THE crisis in the NHS is worse than it was at the height of the pandemic and warrants a COBRA-level response from the UK Government, Dr Philippa Whitford has said.
Whitford, an SNP MP and former breast surgeon, told The National that an “emergency response” from government was warranted by the pressure being placed on the health service.
High levels of Covid and flu, combined with structural and staffing issues dating back to the beginning of Tory austerity, have created a “perfect storm”, Whitford said.
And, she warned: “When we talk about the winter crisis, it is normally January and February, so it may well be that there is much worse to come.”
Whitford said: “We knew from Australia that this was going to be a bad flu season. It hits one hemisphere and then the other, so we knew from Australia that it would be early and it would be hard. Now we’re seeing that.
“I don’t think even during Covid it was the way it is now, the cries for help from my colleagues and friends who are still in the NHS. It really is an absolute nightmare.
“You literally need a crisis response. What they should be doing is having COBRA. I certainly think it’s of that calibre."
The acronym COBRA refers to the Cabinet Office Briefing Rooms where UK ministers meet to discuss responses to national or international crises. But instead of treating the issue with urgency, the UK Government has insisted that it has already acted to give the NHS the support it needs to weather the storm.
Speaking on Tuesday, the Prime Minister’s official spokesperson said: "I think we are confident we are providing the NHS with the funding it needs as we did throughout the pandemic to deal with these issues.
"I think we have been up front with the public long in advance of this winter that because of the pandemic and the pressures it has placed and the backlog of cases that this would be an extremely challenging winter and that is what we are seeing and we remain thankful to frontline NHS and care staff who are providing this level of care to the public in a challenging time."
Whitford (below) suggested that having a weaker NHS “suits the Tories” who were hoping to push the health service towards greater privatisation.

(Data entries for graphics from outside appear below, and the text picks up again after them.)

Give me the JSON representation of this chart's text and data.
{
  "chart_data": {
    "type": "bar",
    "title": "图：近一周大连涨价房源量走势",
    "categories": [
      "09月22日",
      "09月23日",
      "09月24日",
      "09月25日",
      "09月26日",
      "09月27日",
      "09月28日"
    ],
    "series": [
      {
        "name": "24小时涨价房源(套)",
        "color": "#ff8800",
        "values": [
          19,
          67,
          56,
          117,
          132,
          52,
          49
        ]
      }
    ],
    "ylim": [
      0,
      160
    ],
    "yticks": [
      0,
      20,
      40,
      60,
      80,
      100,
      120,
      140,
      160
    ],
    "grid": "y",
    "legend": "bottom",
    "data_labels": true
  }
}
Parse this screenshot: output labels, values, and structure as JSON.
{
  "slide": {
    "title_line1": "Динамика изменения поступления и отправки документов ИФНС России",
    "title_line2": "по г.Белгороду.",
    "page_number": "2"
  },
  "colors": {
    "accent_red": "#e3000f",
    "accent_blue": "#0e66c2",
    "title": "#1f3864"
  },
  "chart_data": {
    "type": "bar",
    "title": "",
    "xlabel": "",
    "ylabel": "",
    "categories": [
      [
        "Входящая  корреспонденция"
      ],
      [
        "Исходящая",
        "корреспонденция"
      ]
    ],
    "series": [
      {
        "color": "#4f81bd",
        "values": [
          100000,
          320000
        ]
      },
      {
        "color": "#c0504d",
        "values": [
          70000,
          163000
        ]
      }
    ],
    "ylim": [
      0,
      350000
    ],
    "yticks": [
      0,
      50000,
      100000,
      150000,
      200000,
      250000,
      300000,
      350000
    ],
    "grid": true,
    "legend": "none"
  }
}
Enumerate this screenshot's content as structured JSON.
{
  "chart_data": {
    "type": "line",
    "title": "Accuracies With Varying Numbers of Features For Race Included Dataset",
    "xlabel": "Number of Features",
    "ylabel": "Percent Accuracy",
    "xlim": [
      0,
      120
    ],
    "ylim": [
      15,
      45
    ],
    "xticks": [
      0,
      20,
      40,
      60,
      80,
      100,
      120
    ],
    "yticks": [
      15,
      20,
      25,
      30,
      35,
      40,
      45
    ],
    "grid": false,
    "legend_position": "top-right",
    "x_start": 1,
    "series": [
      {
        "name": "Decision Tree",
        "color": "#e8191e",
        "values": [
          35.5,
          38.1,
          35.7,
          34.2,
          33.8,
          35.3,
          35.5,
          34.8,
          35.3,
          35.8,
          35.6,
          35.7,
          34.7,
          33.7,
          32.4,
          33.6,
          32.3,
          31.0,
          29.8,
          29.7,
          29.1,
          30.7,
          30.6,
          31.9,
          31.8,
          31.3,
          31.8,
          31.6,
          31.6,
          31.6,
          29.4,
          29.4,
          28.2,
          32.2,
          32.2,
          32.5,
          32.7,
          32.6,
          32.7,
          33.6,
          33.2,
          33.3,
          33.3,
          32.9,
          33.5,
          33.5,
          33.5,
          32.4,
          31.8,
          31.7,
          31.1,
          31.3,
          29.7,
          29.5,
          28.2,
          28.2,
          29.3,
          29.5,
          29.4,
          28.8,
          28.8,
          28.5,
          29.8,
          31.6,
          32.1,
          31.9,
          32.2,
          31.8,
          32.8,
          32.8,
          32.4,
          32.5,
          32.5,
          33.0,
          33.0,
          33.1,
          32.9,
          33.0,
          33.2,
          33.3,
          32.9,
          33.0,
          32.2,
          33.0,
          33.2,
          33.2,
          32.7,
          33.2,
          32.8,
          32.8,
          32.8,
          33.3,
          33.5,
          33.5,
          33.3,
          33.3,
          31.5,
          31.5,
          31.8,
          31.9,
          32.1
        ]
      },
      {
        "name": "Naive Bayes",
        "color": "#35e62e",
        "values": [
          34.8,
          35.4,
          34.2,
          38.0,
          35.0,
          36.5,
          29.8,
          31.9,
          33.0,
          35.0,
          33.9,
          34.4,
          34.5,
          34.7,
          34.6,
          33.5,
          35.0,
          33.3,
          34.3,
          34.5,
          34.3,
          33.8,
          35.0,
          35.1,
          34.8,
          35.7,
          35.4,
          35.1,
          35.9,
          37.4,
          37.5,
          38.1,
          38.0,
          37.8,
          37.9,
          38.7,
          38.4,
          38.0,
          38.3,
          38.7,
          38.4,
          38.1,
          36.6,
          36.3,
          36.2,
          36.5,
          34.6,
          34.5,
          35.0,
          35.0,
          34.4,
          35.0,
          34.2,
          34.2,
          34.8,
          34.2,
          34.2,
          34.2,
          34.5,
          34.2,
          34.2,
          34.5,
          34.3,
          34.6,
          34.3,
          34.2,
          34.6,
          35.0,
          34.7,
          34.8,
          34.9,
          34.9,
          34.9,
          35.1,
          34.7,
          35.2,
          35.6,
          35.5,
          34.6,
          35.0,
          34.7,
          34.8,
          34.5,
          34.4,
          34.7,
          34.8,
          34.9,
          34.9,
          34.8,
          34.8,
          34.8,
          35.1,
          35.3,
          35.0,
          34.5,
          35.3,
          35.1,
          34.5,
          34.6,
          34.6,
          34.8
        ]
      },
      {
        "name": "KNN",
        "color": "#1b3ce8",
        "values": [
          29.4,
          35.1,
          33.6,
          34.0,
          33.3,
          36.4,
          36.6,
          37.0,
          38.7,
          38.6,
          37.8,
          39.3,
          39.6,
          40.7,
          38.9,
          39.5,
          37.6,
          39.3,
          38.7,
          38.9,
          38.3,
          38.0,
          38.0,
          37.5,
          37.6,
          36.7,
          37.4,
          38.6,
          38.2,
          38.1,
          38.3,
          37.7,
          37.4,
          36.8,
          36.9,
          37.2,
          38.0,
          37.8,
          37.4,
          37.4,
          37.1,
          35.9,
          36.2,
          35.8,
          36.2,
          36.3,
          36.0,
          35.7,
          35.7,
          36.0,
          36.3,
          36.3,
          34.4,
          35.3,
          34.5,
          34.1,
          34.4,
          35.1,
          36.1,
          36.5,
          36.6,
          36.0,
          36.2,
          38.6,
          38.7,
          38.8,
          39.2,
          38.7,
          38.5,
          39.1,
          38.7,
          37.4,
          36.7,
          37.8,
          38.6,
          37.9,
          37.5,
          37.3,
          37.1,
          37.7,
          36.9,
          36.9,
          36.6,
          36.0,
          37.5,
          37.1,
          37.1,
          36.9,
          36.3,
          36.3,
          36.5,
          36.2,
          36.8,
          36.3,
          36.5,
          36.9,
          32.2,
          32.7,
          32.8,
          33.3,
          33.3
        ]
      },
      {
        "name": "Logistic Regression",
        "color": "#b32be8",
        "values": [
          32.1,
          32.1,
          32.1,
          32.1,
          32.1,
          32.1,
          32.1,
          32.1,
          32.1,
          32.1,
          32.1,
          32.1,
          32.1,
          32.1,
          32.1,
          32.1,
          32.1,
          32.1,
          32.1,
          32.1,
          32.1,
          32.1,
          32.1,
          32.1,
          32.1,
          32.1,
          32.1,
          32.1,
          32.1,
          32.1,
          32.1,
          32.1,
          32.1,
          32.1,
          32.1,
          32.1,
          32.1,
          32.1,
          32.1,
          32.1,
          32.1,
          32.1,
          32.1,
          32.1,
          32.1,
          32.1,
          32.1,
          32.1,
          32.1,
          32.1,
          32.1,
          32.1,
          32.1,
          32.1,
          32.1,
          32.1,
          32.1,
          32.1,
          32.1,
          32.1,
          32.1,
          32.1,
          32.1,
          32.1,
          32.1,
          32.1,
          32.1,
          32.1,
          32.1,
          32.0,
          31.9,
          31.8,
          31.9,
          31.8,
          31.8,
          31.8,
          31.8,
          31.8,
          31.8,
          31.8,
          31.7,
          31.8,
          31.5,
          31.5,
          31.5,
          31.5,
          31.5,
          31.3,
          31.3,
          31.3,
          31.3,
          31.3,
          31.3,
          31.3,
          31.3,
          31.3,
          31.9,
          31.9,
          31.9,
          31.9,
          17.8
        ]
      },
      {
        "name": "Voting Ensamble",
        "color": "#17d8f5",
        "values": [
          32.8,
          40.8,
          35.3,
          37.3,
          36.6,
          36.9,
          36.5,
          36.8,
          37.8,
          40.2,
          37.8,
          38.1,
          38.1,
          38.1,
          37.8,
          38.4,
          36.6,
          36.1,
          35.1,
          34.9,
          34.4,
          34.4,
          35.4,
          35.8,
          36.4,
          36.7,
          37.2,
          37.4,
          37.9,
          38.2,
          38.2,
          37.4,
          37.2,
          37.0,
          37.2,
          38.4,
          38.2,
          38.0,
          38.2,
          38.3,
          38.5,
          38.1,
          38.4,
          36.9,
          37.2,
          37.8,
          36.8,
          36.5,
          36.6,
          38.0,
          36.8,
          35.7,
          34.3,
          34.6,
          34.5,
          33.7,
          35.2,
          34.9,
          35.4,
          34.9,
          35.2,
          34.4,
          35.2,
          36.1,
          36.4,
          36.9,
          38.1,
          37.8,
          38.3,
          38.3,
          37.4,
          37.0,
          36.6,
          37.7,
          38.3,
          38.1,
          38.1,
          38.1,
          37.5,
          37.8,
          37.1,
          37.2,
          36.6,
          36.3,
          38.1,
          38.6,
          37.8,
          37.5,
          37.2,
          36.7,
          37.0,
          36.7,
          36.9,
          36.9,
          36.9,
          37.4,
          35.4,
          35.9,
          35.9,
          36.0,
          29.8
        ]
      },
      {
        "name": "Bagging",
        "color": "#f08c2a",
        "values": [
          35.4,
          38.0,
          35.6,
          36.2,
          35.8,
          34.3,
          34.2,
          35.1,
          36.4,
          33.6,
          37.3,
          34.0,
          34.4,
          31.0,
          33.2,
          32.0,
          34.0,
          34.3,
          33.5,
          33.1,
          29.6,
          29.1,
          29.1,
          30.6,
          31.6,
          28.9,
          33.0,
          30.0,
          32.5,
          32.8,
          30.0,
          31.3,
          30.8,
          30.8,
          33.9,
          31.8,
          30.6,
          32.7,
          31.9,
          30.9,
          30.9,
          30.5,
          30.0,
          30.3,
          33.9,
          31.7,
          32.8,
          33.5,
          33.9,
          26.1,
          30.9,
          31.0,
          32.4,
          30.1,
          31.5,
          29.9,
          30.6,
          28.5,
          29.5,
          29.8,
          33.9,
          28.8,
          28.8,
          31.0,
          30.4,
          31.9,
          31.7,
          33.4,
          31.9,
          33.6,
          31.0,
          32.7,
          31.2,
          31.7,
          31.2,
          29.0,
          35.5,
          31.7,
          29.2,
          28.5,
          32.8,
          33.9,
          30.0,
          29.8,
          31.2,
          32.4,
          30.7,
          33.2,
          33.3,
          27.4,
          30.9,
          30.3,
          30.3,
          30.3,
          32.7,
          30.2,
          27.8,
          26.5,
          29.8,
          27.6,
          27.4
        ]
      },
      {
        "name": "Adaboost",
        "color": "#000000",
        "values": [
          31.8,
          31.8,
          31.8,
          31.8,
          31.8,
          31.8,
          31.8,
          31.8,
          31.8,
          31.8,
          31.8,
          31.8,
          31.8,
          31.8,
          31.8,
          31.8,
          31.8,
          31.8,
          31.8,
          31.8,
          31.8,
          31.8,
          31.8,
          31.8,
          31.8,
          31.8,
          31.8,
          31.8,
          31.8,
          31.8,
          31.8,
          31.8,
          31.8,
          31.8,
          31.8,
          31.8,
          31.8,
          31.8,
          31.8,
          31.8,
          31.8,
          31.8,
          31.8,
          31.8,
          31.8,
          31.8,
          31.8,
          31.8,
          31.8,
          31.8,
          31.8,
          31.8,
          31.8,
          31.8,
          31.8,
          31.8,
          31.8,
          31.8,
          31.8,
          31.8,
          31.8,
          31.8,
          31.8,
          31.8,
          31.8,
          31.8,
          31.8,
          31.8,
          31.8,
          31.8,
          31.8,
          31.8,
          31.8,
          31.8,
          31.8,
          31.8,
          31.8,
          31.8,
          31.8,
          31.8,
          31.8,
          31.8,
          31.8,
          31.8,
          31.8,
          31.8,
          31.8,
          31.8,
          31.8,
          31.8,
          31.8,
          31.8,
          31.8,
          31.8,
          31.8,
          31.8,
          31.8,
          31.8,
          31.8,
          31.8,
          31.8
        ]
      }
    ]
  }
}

She went on: “You’ve got Brexit, 12 years of austerity, and then you’ve got Covid. You’ve got lots of things that are structural, political, and policy decisions that were made – often in Westminster – that then impact the NHS of course across England but also in the devolved nations.
“The devolved governments are between a rock and a hard place. The first movement has to be at Westminster to get funding so that the devolved nations get the Barnett Consequentials.”
The SNP MP said the foundations of the current crisis in the NHS had been laid a decade ago by Tory austerity politics.
She went on: “If you look at the uplifted NHS funding from its foundation to 2010, usually it was between 3.5-4% a year. Then it went down to 0.8 for several years, then it was around 2%. The NHS faced 10 years of austerity and then got hit by a pandemic, something which had not happened in the NHS’s lifetime.
“What we’ve had is the NHS try to catch up with the backlog, and go into a winter with a hard flu, Covid cases rising, and all the other problems that have come home to roost, particularly around things like Brexit, social care, workforce, cost, all this stuff that we’ve been bleating on about for years.
“We are in a bigger crisis now than we were during Covid. It is literally a perfect storm.”
A Department of Health and Social Care spokesperson said: “NHS staff do an incredible job and we recognise the pressures the NHS is facing following the impact of the pandemic.
"That's why we've backed the NHS and social care with up to £14.1 billion additional funding over the next two years and this winter we have provided an extra £500 million to speed up hospital discharge and free up beds. We also awarded a 9.3% pay rise to the lowest earners in the NHS last year.
"The Health Secretary and ministers have met with unions several times and have been clear their door remains open to further discuss how we can work together to improve the working lives of NHS staff."